For the last couple of years I have slowly come to realise that I have nothing to offer the 21st century modern life and its workings.
I am poor therefore I cannot participate in the economy much. I have no disposable income to splash out on unnecessary rubbish and what little bit I do have spare, goes on what I need. That could be anything from new shoes, to chocolate. After all... chocolate is a must .. sometimes
Shoes? During a college course a few years ago, a guy in the class made a comment to one of the female class members after she was talking about how many pairs of shoes she had and how she loved them. He asked her why? Why do you have so many pairs of shoes. You can only wear one pair at a time. It has stuck with me since.
Sorry that thought just walked away .. anyway.. what am trying to say is I dont want the 21st century clutter in my life. I dont conform to how we are expected to be. I cant, its not possible. My body and mind is pretty much half cocked to what it used to be. I couldnt keep up and I would start to feel like am drowning in trying. So where is my place on earth? What is my place on earth?
A film that stuck with me was Avatar. The message it sent and I feel like that is what is happening, but not on another planet (yet) but our own Mother Earth. Money.. there is no going back now is there.. earth depends on money, or at least the people of earth depend on money and old simpler, natural and better ways are railroaded because its not productive and quick enough. Is it possible to go back to living through a good turn for a good turn, a fair trade.
I dont get envious of those who have it all.

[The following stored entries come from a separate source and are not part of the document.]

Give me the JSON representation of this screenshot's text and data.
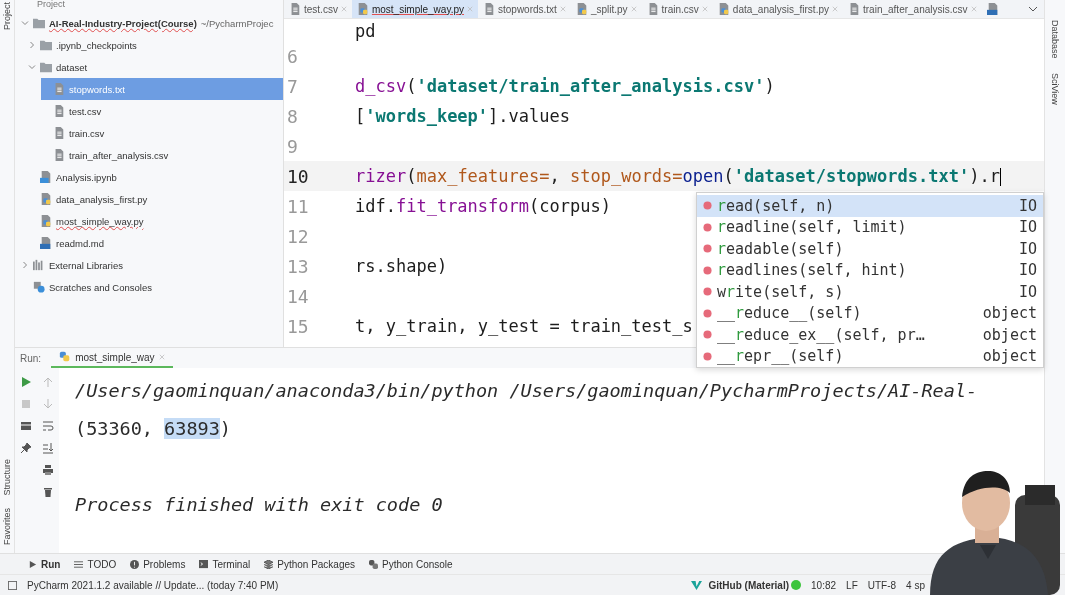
{
  "left_stripe": {
    "top": [
      {
        "label": "Project"
      }
    ],
    "bottom": [
      {
        "label": "Structure"
      },
      {
        "label": "Favorites"
      }
    ]
  },
  "right_stripe": [
    {
      "label": "Database"
    },
    {
      "label": "SciView"
    }
  ],
  "project": {
    "title": "Project",
    "tree": [
      {
        "label": "AI-Real-Industry-Project(Course)",
        "suffix": "~/PycharmProjec",
        "kind": "root",
        "expanded": true,
        "selected": false,
        "underlined": true,
        "children": [
          {
            "label": ".ipynb_checkpoints",
            "kind": "folder",
            "expanded": false,
            "selected": false,
            "underlined": false
          },
          {
            "label": "dataset",
            "kind": "folder",
            "expanded": true,
            "selected": false,
            "underlined": false,
            "children": [
              {
                "label": "stopwords.txt",
                "kind": "file",
                "selected": true,
                "underlined": false
              },
              {
                "label": "test.csv",
                "kind": "file",
                "selected": false,
                "underlined": false
              },
              {
                "label": "train.csv",
                "kind": "file",
                "selected": false,
                "underlined": false
              },
              {
                "label": "train_after_analysis.csv",
                "kind": "file",
                "selected": false,
                "underlined": false
              }
            ]
          },
          {
            "label": "Analysis.ipynb",
            "kind": "notebook",
            "selected": false,
            "underlined": false
          },
          {
            "label": "data_analysis_first.py",
            "kind": "python",
            "selected": false,
            "underlined": false
          },
          {
            "label": "most_simple_way.py",
            "kind": "python",
            "selected": false,
            "underlined": true
          },
          {
            "label": "readmd.md",
            "kind": "markdown",
            "selected": false,
            "underlined": false
          }
        ]
      },
      {
        "label": "External Libraries",
        "kind": "library",
        "expanded": false,
        "selected": false,
        "underlined": false
      },
      {
        "label": "Scratches and Consoles",
        "kind": "scratch",
        "selected": false,
        "underlined": false
      }
    ]
  },
  "tabs": [
    {
      "label": "test.csv",
      "kind": "file",
      "selected": false
    },
    {
      "label": "most_simple_way.py",
      "kind": "python",
      "selected": true
    },
    {
      "label": "stopwords.txt",
      "kind": "file",
      "selected": false
    },
    {
      "label": "_split.py",
      "kind": "python",
      "selected": false
    },
    {
      "label": "train.csv",
      "kind": "file",
      "selected": false
    },
    {
      "label": "data_analysis_first.py",
      "kind": "python",
      "selected": false
    },
    {
      "label": "train_after_analysis.csv",
      "kind": "file",
      "selected": false
    },
    {
      "kind": "markdown",
      "selected": false
    }
  ],
  "editor": {
    "lines": [
      {
        "tokens": [
          {
            "kind": "text",
            "text": "pd"
          }
        ],
        "current": false
      },
      {
        "number": "6",
        "current": false
      },
      {
        "number": "7",
        "current": false,
        "tokens": [
          {
            "kind": "call",
            "text": "d_csv"
          },
          {
            "kind": "text",
            "text": "("
          },
          {
            "kind": "string",
            "text": "'dataset/train_after_analysis.csv'"
          },
          {
            "kind": "text",
            "text": ")"
          }
        ]
      },
      {
        "number": "8",
        "current": false,
        "tokens": [
          {
            "kind": "text",
            "text": "["
          },
          {
            "kind": "string",
            "text": "'words_keep'"
          },
          {
            "kind": "text",
            "text": "].values"
          }
        ]
      },
      {
        "number": "9",
        "current": false
      },
      {
        "number": "10",
        "current": true,
        "tokens": [
          {
            "kind": "call",
            "text": "rizer"
          },
          {
            "kind": "text",
            "text": "("
          },
          {
            "kind": "param",
            "text": "max_features="
          },
          {
            "kind": "text",
            "text": ", "
          },
          {
            "kind": "param",
            "text": "stop_words="
          },
          {
            "kind": "builtin",
            "text": "open"
          },
          {
            "kind": "text",
            "text": "("
          },
          {
            "kind": "string",
            "text": "'dataset/stopwords.txt'"
          },
          {
            "kind": "text",
            "text": ").r"
          }
        ]
      },
      {
        "number": "11",
        "current": false,
        "tokens": [
          {
            "kind": "text",
            "text": "idf."
          },
          {
            "kind": "call",
            "text": "fit_transform"
          },
          {
            "kind": "text",
            "text": "(corpus)"
          }
        ]
      },
      {
        "number": "12",
        "current": false
      },
      {
        "number": "13",
        "current": false,
        "tokens": [
          {
            "kind": "text",
            "text": "rs.shape)"
          }
        ]
      },
      {
        "number": "14",
        "current": false
      },
      {
        "number": "15",
        "current": false,
        "tokens": [
          {
            "kind": "text",
            "text": "t, y_train, y_test = train_test_s"
          }
        ]
      }
    ],
    "completion": [
      {
        "match": "r",
        "rest": "ead(self, n)",
        "type": "IO",
        "selected": true
      },
      {
        "match": "r",
        "rest": "eadline(self, limit)",
        "type": "IO",
        "selected": false
      },
      {
        "match": "r",
        "rest": "eadable(self)",
        "type": "IO",
        "selected": false
      },
      {
        "match": "r",
        "rest": "eadlines(self, hint)",
        "type": "IO",
        "selected": false
      },
      {
        "prefix": "w",
        "match": "r",
        "rest": "ite(self, s)",
        "type": "IO",
        "selected": false
      },
      {
        "prefix": "__",
        "match": "r",
        "rest": "educe__(self)",
        "type": "object",
        "selected": false
      },
      {
        "prefix": "__",
        "match": "r",
        "rest": "educe_ex__(self, pr…",
        "type": "object",
        "selected": false
      },
      {
        "prefix": "__",
        "match": "r",
        "rest": "epr__(self)",
        "type": "object",
        "selected": false
      }
    ]
  },
  "run": {
    "label": "Run:",
    "tab": "most_simple_way",
    "output": [
      {
        "kind": "command",
        "segments": [
          {
            "text": "/Users/gaominquan/anaconda3/bin/python /Users/gaominquan/PycharmProjects/AI-Real-",
            "selected": false
          }
        ]
      },
      {
        "kind": "output",
        "segments": [
          {
            "text": "(53360, ",
            "selected": false
          },
          {
            "text": "63893",
            "selected": true
          },
          {
            "text": ")",
            "selected": false
          }
        ]
      },
      {
        "kind": "exit",
        "segments": [
          {
            "text": "Process finished with exit code 0",
            "selected": false
          }
        ]
      }
    ]
  },
  "tool_windows": [
    {
      "label": "Run",
      "kind": "run"
    },
    {
      "label": "TODO",
      "kind": "todo"
    },
    {
      "label": "Problems",
      "kind": "problems"
    },
    {
      "label": "Terminal",
      "kind": "terminal"
    },
    {
      "label": "Python Packages",
      "kind": "packages"
    },
    {
      "label": "Python Console",
      "kind": "console"
    }
  ],
  "status_bar": {
    "message": "PyCharm 2021.1.2 available // Update... (today 7:40 PM)",
    "theme": "GitHub (Material)",
    "position": "10:82",
    "line_ending": "LF",
    "encoding": "UTF-8",
    "indent": "4 sp"
  }
}
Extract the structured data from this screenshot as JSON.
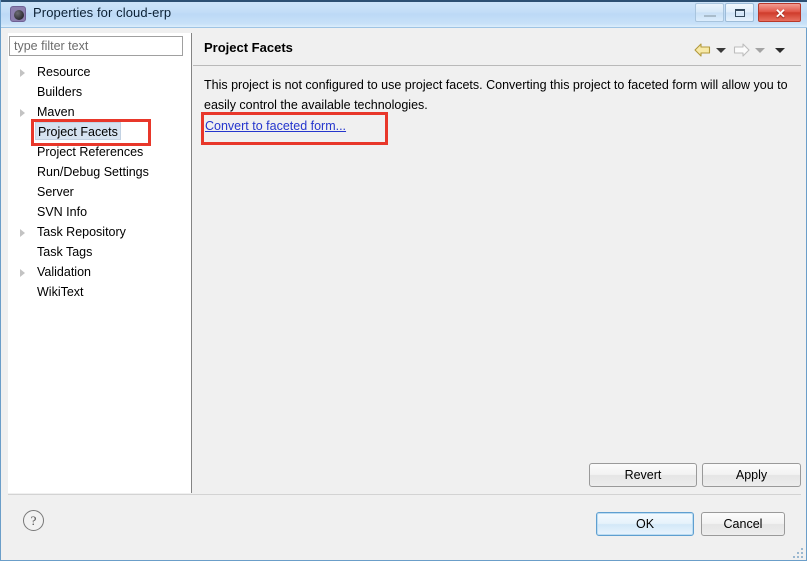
{
  "window": {
    "title": "Properties for cloud-erp",
    "icon": "eclipse-properties-icon",
    "controls": {
      "minimize_label": "",
      "maximize_label": "",
      "close_label": "✕"
    }
  },
  "sidebar": {
    "filter": {
      "placeholder": "type filter text",
      "value": ""
    },
    "items": [
      {
        "label": "Resource",
        "expandable": true,
        "selected": false
      },
      {
        "label": "Builders",
        "expandable": false,
        "selected": false
      },
      {
        "label": "Maven",
        "expandable": true,
        "selected": false
      },
      {
        "label": "Project Facets",
        "expandable": false,
        "selected": true
      },
      {
        "label": "Project References",
        "expandable": false,
        "selected": false
      },
      {
        "label": "Run/Debug Settings",
        "expandable": false,
        "selected": false
      },
      {
        "label": "Server",
        "expandable": false,
        "selected": false
      },
      {
        "label": "SVN Info",
        "expandable": false,
        "selected": false
      },
      {
        "label": "Task Repository",
        "expandable": true,
        "selected": false
      },
      {
        "label": "Task Tags",
        "expandable": false,
        "selected": false
      },
      {
        "label": "Validation",
        "expandable": true,
        "selected": false
      },
      {
        "label": "WikiText",
        "expandable": false,
        "selected": false
      }
    ]
  },
  "content": {
    "title": "Project Facets",
    "description": "This project is not configured to use project facets. Converting this project to faceted form will allow you to easily control the available technologies.",
    "link_label": "Convert to faceted form...",
    "nav": {
      "back_icon": "arrow-left-icon",
      "back_menu_icon": "chevron-down-icon",
      "forward_icon": "arrow-right-icon",
      "forward_menu_icon": "chevron-down-icon",
      "overflow_menu_icon": "chevron-down-icon"
    }
  },
  "buttons": {
    "revert": "Revert",
    "apply": "Apply",
    "ok": "OK",
    "cancel": "Cancel"
  },
  "footer": {
    "help_icon": "question-mark-icon",
    "help_glyph": "?"
  },
  "annotations": {
    "color": "#e8372a",
    "boxes": [
      {
        "target": "sidebar-item-project-facets"
      },
      {
        "target": "convert-to-faceted-form-link"
      }
    ]
  },
  "colors": {
    "title_bar": "#c2ddf7",
    "window_border": "#6b9ec9",
    "panel_bg": "#f0f0f0",
    "tree_bg": "#ffffff",
    "selection": "#d6e3f1",
    "link": "#2536cd",
    "annotation": "#e8372a",
    "close_button": "#cf3c2c"
  }
}
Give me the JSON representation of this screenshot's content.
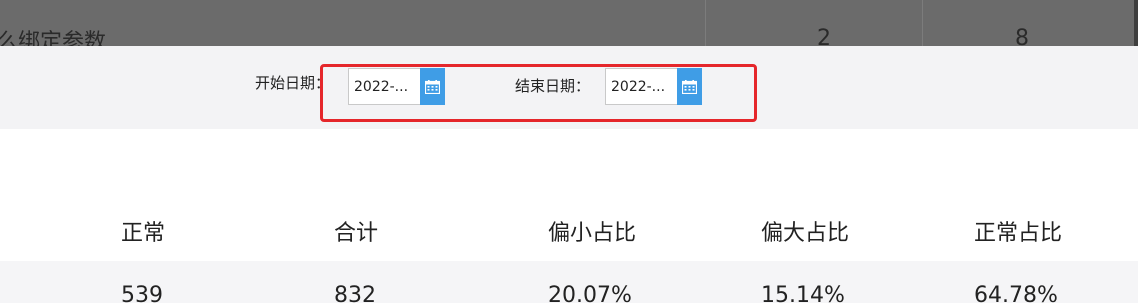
{
  "background": {
    "partial_title": "么绑定参数",
    "cells": [
      "2",
      "8"
    ]
  },
  "filter": {
    "start_label": "开始日期：",
    "start_value": "2022-...",
    "end_label": "结束日期：",
    "end_value": "2022-..."
  },
  "table": {
    "headers": [
      "正常",
      "合计",
      "偏小占比",
      "偏大占比",
      "正常占比"
    ],
    "rows": [
      [
        "539",
        "832",
        "20.07%",
        "15.14%",
        "64.78%"
      ]
    ]
  },
  "colors": {
    "accent": "#3f9de6",
    "highlight": "#e5262b"
  }
}
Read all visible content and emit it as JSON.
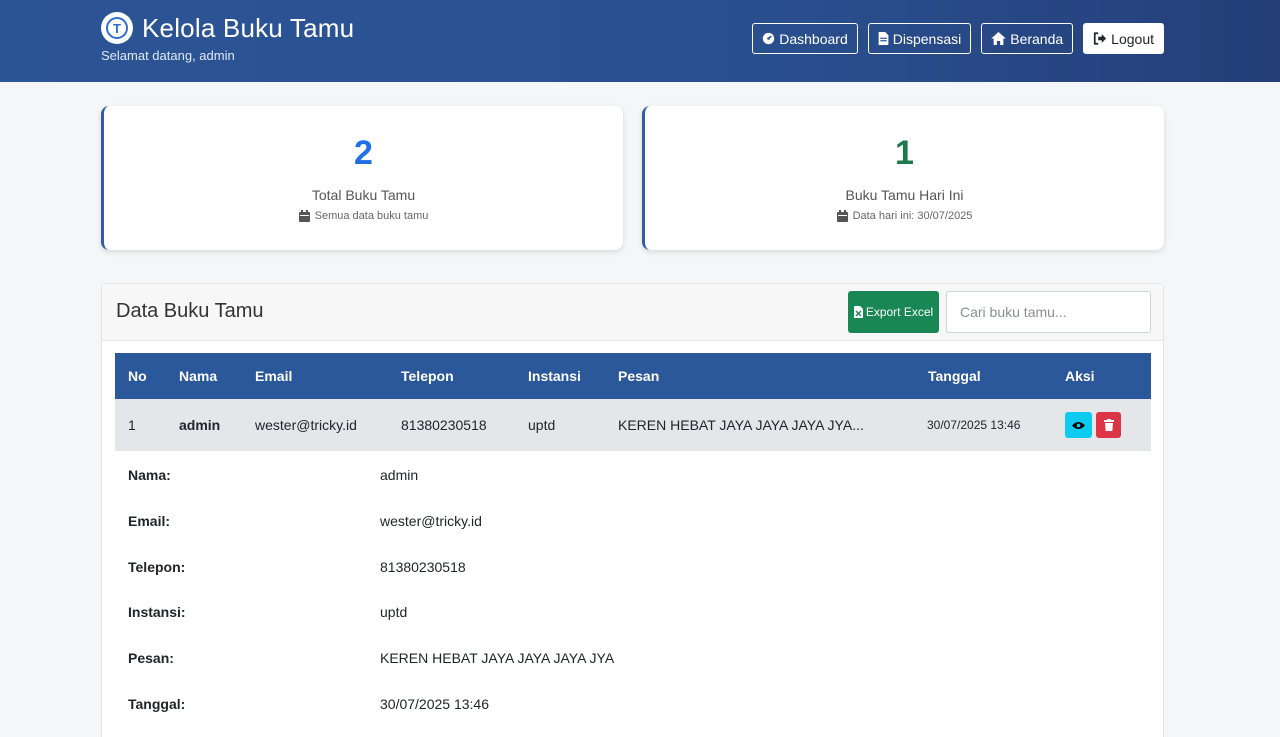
{
  "header": {
    "logo_text": "T",
    "title": "Kelola Buku Tamu",
    "subtitle": "Selamat datang, admin",
    "nav": {
      "dashboard": "Dashboard",
      "dispensasi": "Dispensasi",
      "beranda": "Beranda",
      "logout": "Logout"
    }
  },
  "stats": {
    "total": {
      "value": "2",
      "label": "Total Buku Tamu",
      "note": "Semua data buku tamu",
      "color": "#1f6fe5"
    },
    "today": {
      "value": "1",
      "label": "Buku Tamu Hari Ini",
      "note": "Data hari ini: 30/07/2025",
      "color": "#1e7a4a"
    }
  },
  "panel": {
    "title": "Data Buku Tamu",
    "export_label": "Export Excel",
    "search_placeholder": "Cari buku tamu..."
  },
  "table": {
    "columns": [
      "No",
      "Nama",
      "Email",
      "Telepon",
      "Instansi",
      "Pesan",
      "Tanggal",
      "Aksi"
    ],
    "rows": [
      {
        "no": "1",
        "nama": "admin",
        "email": "wester@tricky.id",
        "telepon": "81380230518",
        "instansi": "uptd",
        "pesan": "KEREN HEBAT JAYA JAYA JAYA JYA...",
        "tanggal": "30/07/2025 13:46"
      }
    ]
  },
  "detail": [
    {
      "label": "Nama:",
      "value": "admin"
    },
    {
      "label": "Email:",
      "value": "wester@tricky.id"
    },
    {
      "label": "Telepon:",
      "value": "81380230518"
    },
    {
      "label": "Instansi:",
      "value": "uptd"
    },
    {
      "label": "Pesan:",
      "value": "KEREN HEBAT JAYA JAYA JAYA JYA"
    },
    {
      "label": "Tanggal:",
      "value": "30/07/2025 13:46"
    }
  ],
  "icons": {
    "dashboard": "gauge-icon",
    "dispensasi": "file-icon",
    "beranda": "home-icon",
    "logout": "logout-icon",
    "calendar": "calendar-icon",
    "excel": "excel-file-icon",
    "view": "eye-icon",
    "delete": "trash-icon"
  }
}
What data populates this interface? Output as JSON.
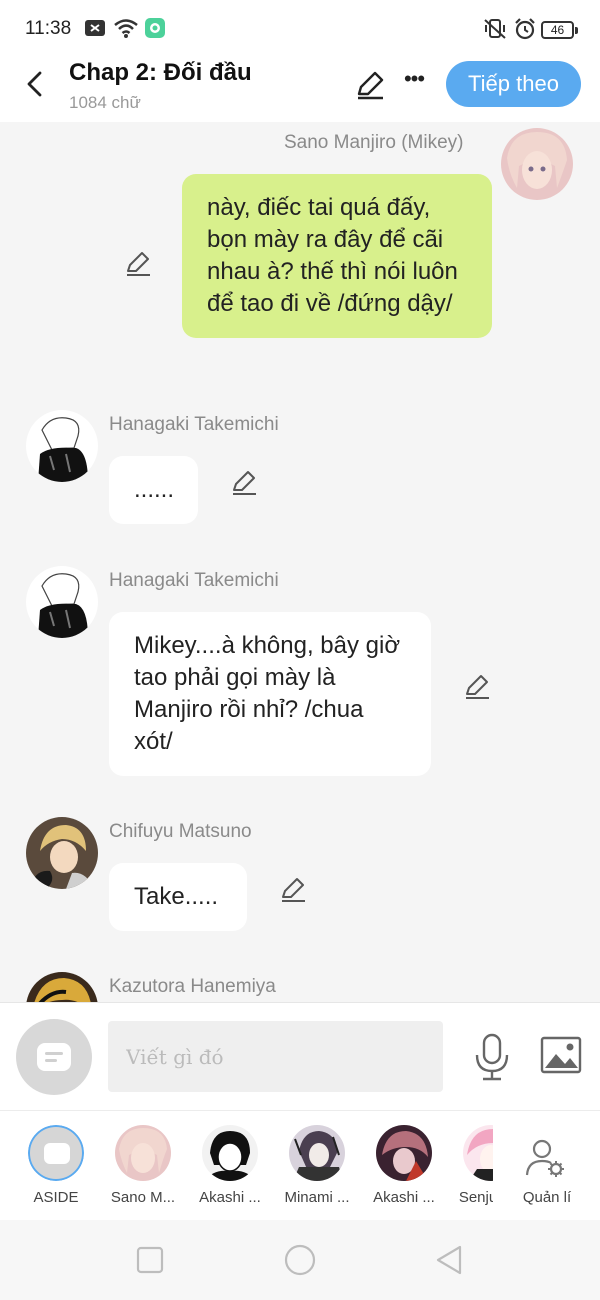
{
  "status_bar": {
    "time": "11:38",
    "battery": "46",
    "icons": [
      "notification-icon",
      "wifi-icon",
      "app-icon",
      "vibrate-icon",
      "alarm-icon"
    ]
  },
  "header": {
    "title": "Chap 2: Đối đầu",
    "word_count": "1084 chữ",
    "next_label": "Tiếp theo",
    "accent": "#5aaaf0"
  },
  "messages": [
    {
      "sender": "Sano Manjiro (Mikey)",
      "text": "này, điếc tai quá đấy, bọn mày ra đây để cãi nhau à? thế thì nói luôn để tao đi về /đứng dậy/",
      "mine": true
    },
    {
      "sender": "Hanagaki Takemichi",
      "text": "......",
      "mine": false
    },
    {
      "sender": "Hanagaki Takemichi",
      "text": "Mikey....à không, bây giờ tao phải gọi mày là Manjiro rồi nhỉ? /chua xót/",
      "mine": false
    },
    {
      "sender": "Chifuyu Matsuno",
      "text": "Take.....",
      "mine": false
    },
    {
      "sender": "Kazutora Hanemiya",
      "text": "",
      "mine": false
    }
  ],
  "composer": {
    "placeholder": "Viết gì đó",
    "bubble_color": "#d8f08c"
  },
  "characters": [
    {
      "label": "ASIDE"
    },
    {
      "label": "Sano M..."
    },
    {
      "label": "Akashi ..."
    },
    {
      "label": "Minami ..."
    },
    {
      "label": "Akashi ..."
    },
    {
      "label": "Senju"
    }
  ],
  "manage_label": "Quản lí"
}
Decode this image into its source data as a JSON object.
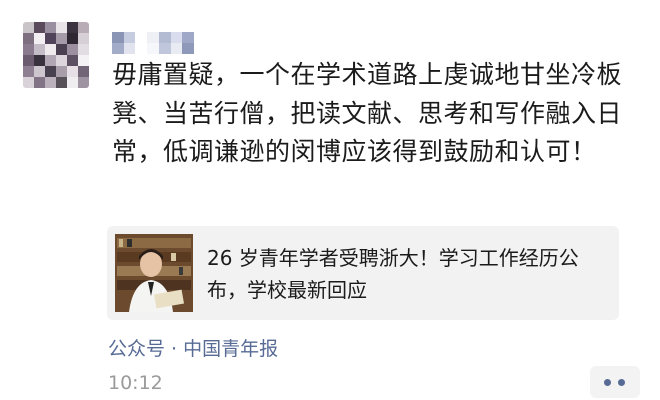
{
  "post": {
    "author_name": "",
    "text": "毋庸置疑，一个在学术道路上虔诚地甘坐冷板凳、当苦行僧，把读文献、思考和写作融入日常，低调谦逊的闵博应该得到鼓励和认可！"
  },
  "link_card": {
    "title": "26 岁青年学者受聘浙大！学习工作经历公布，学校最新回应"
  },
  "source_label": "公众号 · 中国青年报",
  "timestamp": "10:12",
  "icons": {
    "avatar": "blurred-avatar",
    "more": "more-dots-icon"
  },
  "colors": {
    "link_blue": "#576b95",
    "time_gray": "#9a9a9a",
    "card_bg": "#f2f2f2"
  }
}
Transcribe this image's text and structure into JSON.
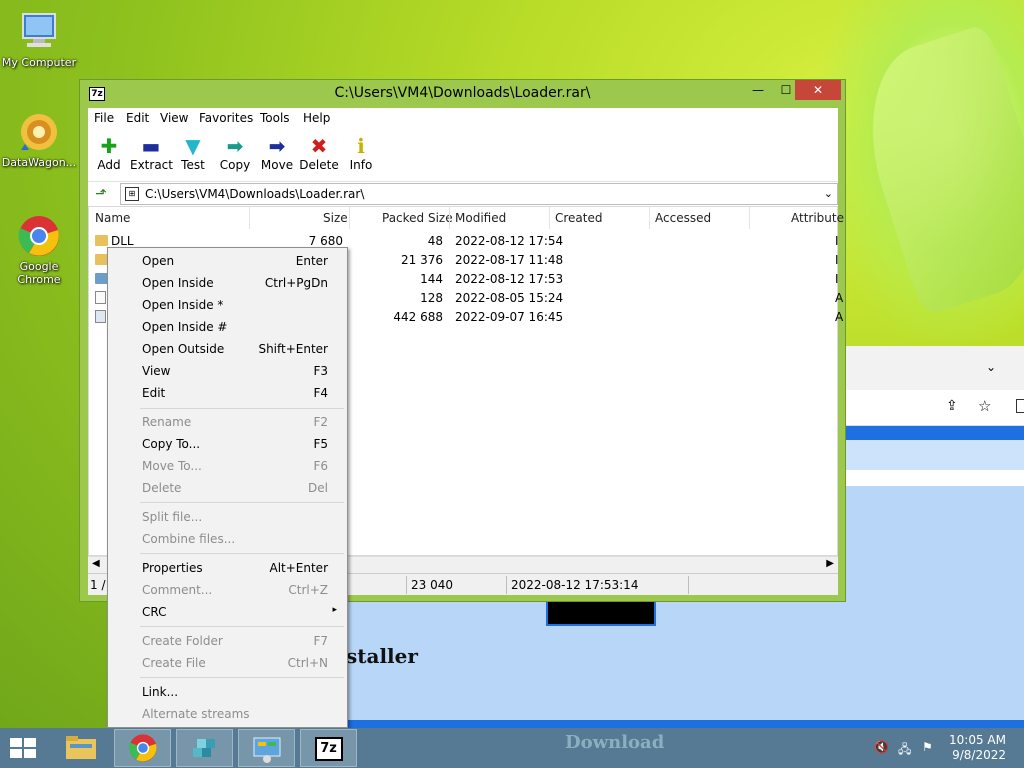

Perhaps I get a little envious of the freedom they maybe have from worry, but then the more you have the more you worry about and the more you have to loose. A lottery win would be fantastic, oooh just think of that money.. but even then, what a huge responsibility that would be, well for me anyway, because I am not materialistic .. which I think makes me one of the lucky ones. It means I adapted to austerity and being poor much easier than say my old college classmate who loved her shoes so much. I dont feel agrieved. Perhaps I sometimes feel a little *pompous* and feel a little superior if thats the right way to describe it.. I am far richer in so many ways.. ones that I think that matter.... However, I have to say, a windfall enough to fashion myself a nice vehicle to bugger off in .. thats totally different :p
I could go on and on but I feel I may get myself in an angry kinda stew as I delve deeper in to what I dislike about the world today.. but thats the crux of it..
So, why does this make me feel odd? It shouldnt .. should it?